Predictions of the effect of wing camber and thickness on airfoil self-noise

Abstract

Two wing self-noise modeling methods were used to predict the effect of airfoil camber and thickness on wing self-noise and their relationship with lift. Both a semi-empirical airfoil self-noise prediction code called NAFNoise, and a noise metric which uses steady RANS models were used for the investigation. Development and previous validations of the NAFNoise code with experimental measurements are summarized to understand the limitations of the code. Predictions were made at low speed and moderate Reynolds number similar to the environment of a small unmanned aerial system. Self-noise predictions are plotted with lift coefficient for a series of camber and thickness changes. The boundary layer was tripped and left untripped to understand the effect boundary layer transition has on airfoil noise versus airfoil aerodynamic performance. Analysis indicated that increasing airfoil camber leads to higher overall sound level at lower angles of attack. An increase in airfoil camber increases lift at lower angles of attack. NAFnoise models with untripped boundary layers predict that increasing airfoil thickness leads to higher overall sound level, with largest increase in overall sound level at lower angles of attack.

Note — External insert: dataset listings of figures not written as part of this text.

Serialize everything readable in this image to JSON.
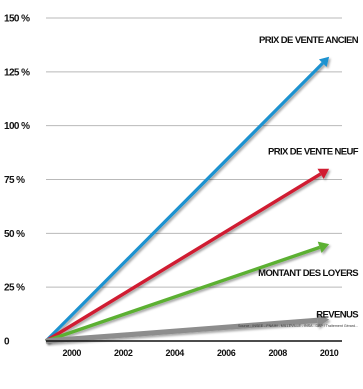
{
  "chart_data": {
    "type": "line",
    "title": "",
    "xlabel": "",
    "ylabel": "",
    "x_ticks": [
      "2000",
      "2002",
      "2004",
      "2006",
      "2008",
      "2010"
    ],
    "y_ticks": [
      "0",
      "25 %",
      "50 %",
      "75 %",
      "100 %",
      "125 %",
      "150 %"
    ],
    "xlim": [
      1999,
      2010.5
    ],
    "ylim": [
      0,
      150
    ],
    "grid": true,
    "series": [
      {
        "name": "PRIX DE VENTE ANCIEN",
        "color": "#1c92d0",
        "x": [
          1999,
          2010
        ],
        "values": [
          0,
          132
        ]
      },
      {
        "name": "PRIX DE VENTE NEUF",
        "color": "#d01f32",
        "x": [
          1999,
          2010
        ],
        "values": [
          0,
          80
        ]
      },
      {
        "name": "MONTANT DES LOYERS",
        "color": "#5bb033",
        "x": [
          1999,
          2010
        ],
        "values": [
          0,
          45
        ]
      },
      {
        "name": "REVENUS",
        "color": "#8d8d8d",
        "x": [
          1999,
          2010
        ],
        "values": [
          0,
          10
        ]
      }
    ],
    "source": "Source : INSEE - FNAIM - MILLEVILLE - INSA - DSP / Traitement Gérard..."
  }
}
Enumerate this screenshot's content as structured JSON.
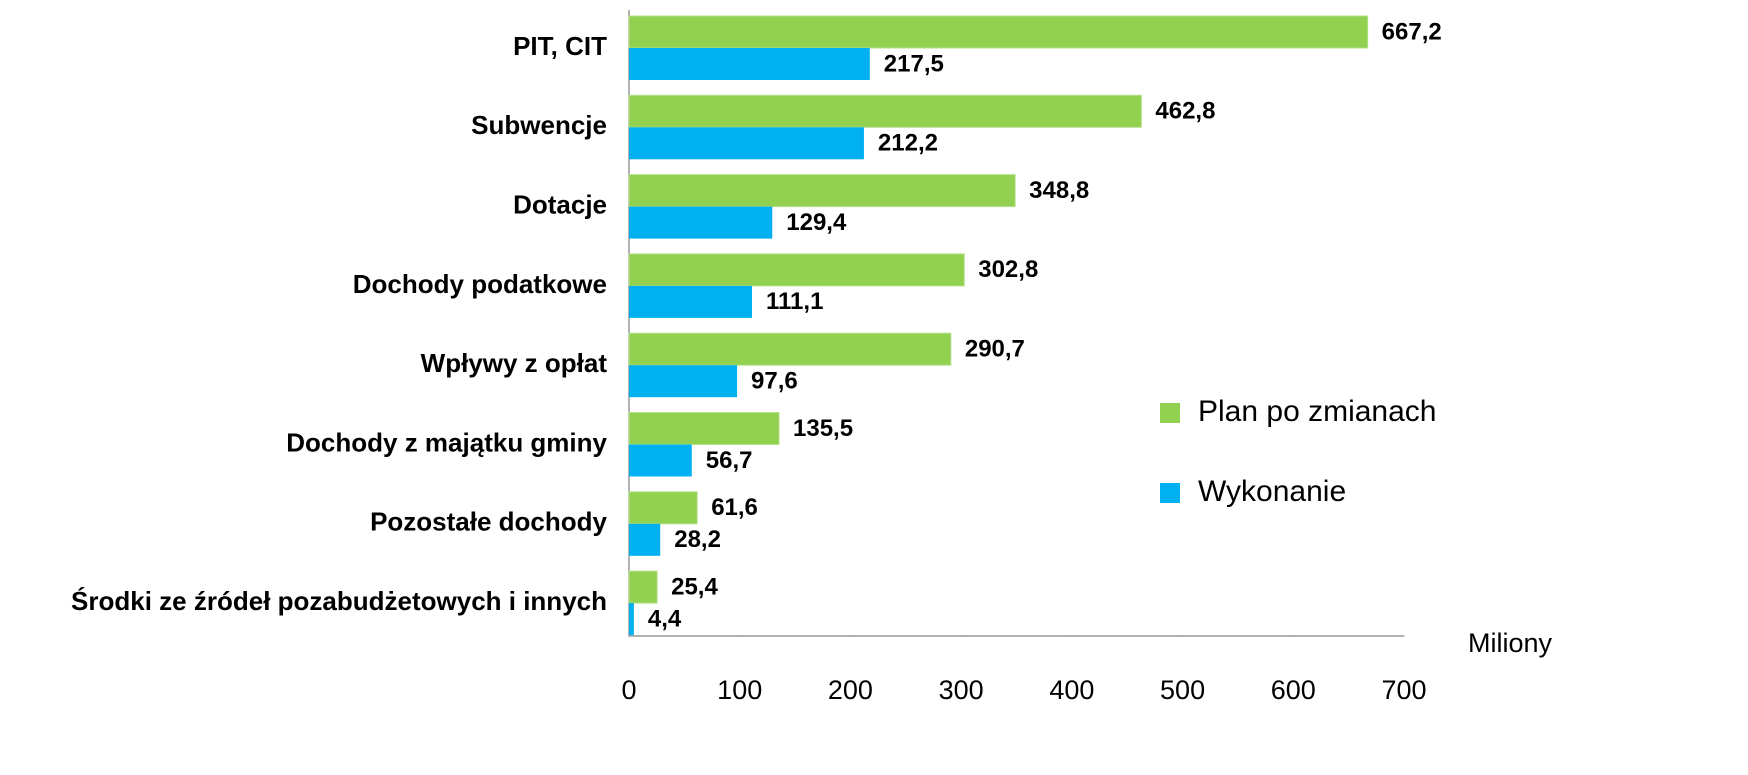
{
  "chart_data": {
    "type": "barh",
    "categories": [
      "PIT, CIT",
      "Subwencje",
      "Dotacje",
      "Dochody podatkowe",
      "Wpływy z opłat",
      "Dochody z majątku gminy",
      "Pozostałe dochody",
      "Środki ze źródeł pozabudżetowych i innych"
    ],
    "series": [
      {
        "name": "Plan po zmianach",
        "color": "#92d050",
        "values": [
          667.2,
          462.8,
          348.8,
          302.8,
          290.7,
          135.5,
          61.6,
          25.4
        ],
        "value_labels": [
          "667,2",
          "462,8",
          "348,8",
          "302,8",
          "290,7",
          "135,5",
          "61,6",
          "25,4"
        ]
      },
      {
        "name": "Wykonanie",
        "color": "#00b0f0",
        "values": [
          217.5,
          212.2,
          129.4,
          111.1,
          97.6,
          56.7,
          28.2,
          4.4
        ],
        "value_labels": [
          "217,5",
          "212,2",
          "129,4",
          "111,1",
          "97,6",
          "56,7",
          "28,2",
          "4,4"
        ]
      }
    ],
    "xlabel": "Miliony",
    "xlim": [
      0,
      700
    ],
    "xticks": [
      0,
      100,
      200,
      300,
      400,
      500,
      600,
      700
    ],
    "legend": "right"
  }
}
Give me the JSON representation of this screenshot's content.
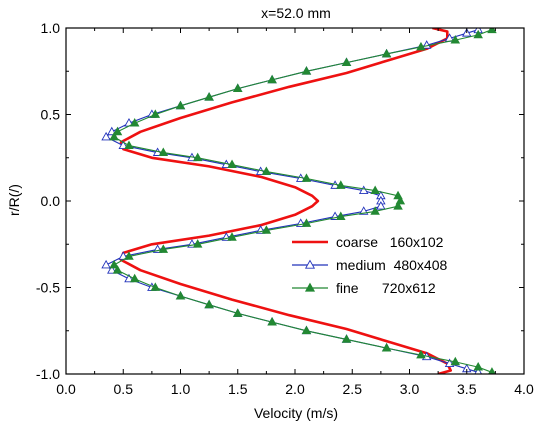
{
  "chart_data": {
    "type": "line",
    "title": "x=52.0 mm",
    "xlabel": "Velocity (m/s)",
    "ylabel": "r/R(/)",
    "xlim": [
      0.0,
      4.0
    ],
    "ylim": [
      -1.0,
      1.0
    ],
    "xticks": [
      "0.0",
      "0.5",
      "1.0",
      "1.5",
      "2.0",
      "2.5",
      "3.0",
      "3.5",
      "4.0"
    ],
    "yticks": [
      "1.0",
      "0.5",
      "0.0",
      "-0.5",
      "-1.0"
    ],
    "legend_position": "lower-right",
    "grid": false,
    "series": [
      {
        "name": "coarse",
        "legend_label": "coarse   160x102",
        "color": "#ee1111",
        "marker": "none",
        "points": [
          [
            3.2,
            1.0
          ],
          [
            3.33,
            0.98
          ],
          [
            3.33,
            0.94
          ],
          [
            3.15,
            0.88
          ],
          [
            2.85,
            0.82
          ],
          [
            2.45,
            0.74
          ],
          [
            1.95,
            0.66
          ],
          [
            1.45,
            0.57
          ],
          [
            1.0,
            0.48
          ],
          [
            0.65,
            0.4
          ],
          [
            0.48,
            0.34
          ],
          [
            0.5,
            0.3
          ],
          [
            0.75,
            0.25
          ],
          [
            1.25,
            0.2
          ],
          [
            1.7,
            0.14
          ],
          [
            2.0,
            0.08
          ],
          [
            2.15,
            0.03
          ],
          [
            2.2,
            0.0
          ],
          [
            2.15,
            -0.03
          ],
          [
            2.0,
            -0.08
          ],
          [
            1.7,
            -0.14
          ],
          [
            1.25,
            -0.2
          ],
          [
            0.75,
            -0.25
          ],
          [
            0.5,
            -0.3
          ],
          [
            0.48,
            -0.34
          ],
          [
            0.65,
            -0.4
          ],
          [
            1.0,
            -0.48
          ],
          [
            1.45,
            -0.57
          ],
          [
            1.95,
            -0.66
          ],
          [
            2.45,
            -0.74
          ],
          [
            2.85,
            -0.82
          ],
          [
            3.15,
            -0.88
          ],
          [
            3.33,
            -0.94
          ],
          [
            3.36,
            -0.98
          ],
          [
            3.25,
            -1.0
          ]
        ]
      },
      {
        "name": "medium",
        "legend_label": "medium  480x408",
        "color": "#2233bb",
        "marker": "open-triangle",
        "points": [
          [
            3.6,
            0.99
          ],
          [
            3.5,
            0.97
          ],
          [
            3.35,
            0.94
          ],
          [
            3.15,
            0.9
          ],
          [
            2.8,
            0.85
          ],
          [
            2.45,
            0.8
          ],
          [
            2.1,
            0.75
          ],
          [
            1.8,
            0.7
          ],
          [
            1.5,
            0.65
          ],
          [
            1.25,
            0.6
          ],
          [
            1.0,
            0.55
          ],
          [
            0.75,
            0.5
          ],
          [
            0.55,
            0.45
          ],
          [
            0.4,
            0.4
          ],
          [
            0.35,
            0.37
          ],
          [
            0.5,
            0.32
          ],
          [
            0.8,
            0.28
          ],
          [
            1.1,
            0.25
          ],
          [
            1.4,
            0.21
          ],
          [
            1.7,
            0.17
          ],
          [
            2.05,
            0.13
          ],
          [
            2.35,
            0.09
          ],
          [
            2.6,
            0.06
          ],
          [
            2.75,
            0.03
          ],
          [
            2.75,
            0.0
          ],
          [
            2.75,
            -0.03
          ],
          [
            2.6,
            -0.06
          ],
          [
            2.35,
            -0.09
          ],
          [
            2.05,
            -0.13
          ],
          [
            1.7,
            -0.17
          ],
          [
            1.4,
            -0.21
          ],
          [
            1.1,
            -0.25
          ],
          [
            0.8,
            -0.28
          ],
          [
            0.5,
            -0.32
          ],
          [
            0.35,
            -0.37
          ],
          [
            0.4,
            -0.4
          ],
          [
            0.55,
            -0.45
          ],
          [
            0.75,
            -0.5
          ],
          [
            1.0,
            -0.55
          ],
          [
            1.25,
            -0.6
          ],
          [
            1.5,
            -0.65
          ],
          [
            1.8,
            -0.7
          ],
          [
            2.1,
            -0.75
          ],
          [
            2.45,
            -0.8
          ],
          [
            2.8,
            -0.85
          ],
          [
            3.15,
            -0.9
          ],
          [
            3.35,
            -0.94
          ],
          [
            3.5,
            -0.97
          ],
          [
            3.6,
            -0.99
          ]
        ]
      },
      {
        "name": "fine",
        "legend_label": "fine      720x612",
        "color": "#228833",
        "marker": "filled-triangle",
        "points": [
          [
            3.72,
            0.99
          ],
          [
            3.6,
            0.96
          ],
          [
            3.4,
            0.93
          ],
          [
            3.1,
            0.89
          ],
          [
            2.8,
            0.85
          ],
          [
            2.45,
            0.8
          ],
          [
            2.1,
            0.75
          ],
          [
            1.8,
            0.7
          ],
          [
            1.5,
            0.65
          ],
          [
            1.25,
            0.6
          ],
          [
            1.0,
            0.55
          ],
          [
            0.78,
            0.5
          ],
          [
            0.6,
            0.45
          ],
          [
            0.45,
            0.4
          ],
          [
            0.42,
            0.37
          ],
          [
            0.55,
            0.32
          ],
          [
            0.85,
            0.28
          ],
          [
            1.15,
            0.25
          ],
          [
            1.45,
            0.21
          ],
          [
            1.75,
            0.17
          ],
          [
            2.1,
            0.13
          ],
          [
            2.4,
            0.09
          ],
          [
            2.7,
            0.06
          ],
          [
            2.9,
            0.03
          ],
          [
            2.92,
            0.0
          ],
          [
            2.9,
            -0.03
          ],
          [
            2.7,
            -0.06
          ],
          [
            2.4,
            -0.09
          ],
          [
            2.1,
            -0.13
          ],
          [
            1.75,
            -0.17
          ],
          [
            1.45,
            -0.21
          ],
          [
            1.15,
            -0.25
          ],
          [
            0.85,
            -0.28
          ],
          [
            0.55,
            -0.32
          ],
          [
            0.42,
            -0.37
          ],
          [
            0.45,
            -0.4
          ],
          [
            0.6,
            -0.45
          ],
          [
            0.78,
            -0.5
          ],
          [
            1.0,
            -0.55
          ],
          [
            1.25,
            -0.6
          ],
          [
            1.5,
            -0.65
          ],
          [
            1.8,
            -0.7
          ],
          [
            2.1,
            -0.75
          ],
          [
            2.45,
            -0.8
          ],
          [
            2.8,
            -0.85
          ],
          [
            3.1,
            -0.89
          ],
          [
            3.4,
            -0.93
          ],
          [
            3.6,
            -0.96
          ],
          [
            3.72,
            -0.99
          ]
        ]
      }
    ]
  }
}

Results were inconclusive as to whether increasing camber is an effective way to increase lift coefficient and lift over drag without significantly increasing airfoil noise, because the conclusion was dependent on modeling methodology. NAFNoise models with untripped boundary layers indicated that increasing camber would result in a beneficial increase in section lift coefficient & lift over drag (up to about 8% camber) with minimal increase in noise production. RANS based noise metric and exclusion of the laminar boundary layer vortex shedding model from NAFNoise predictions indicated an increase in noise with section lift coefficient independent of airfoil camber.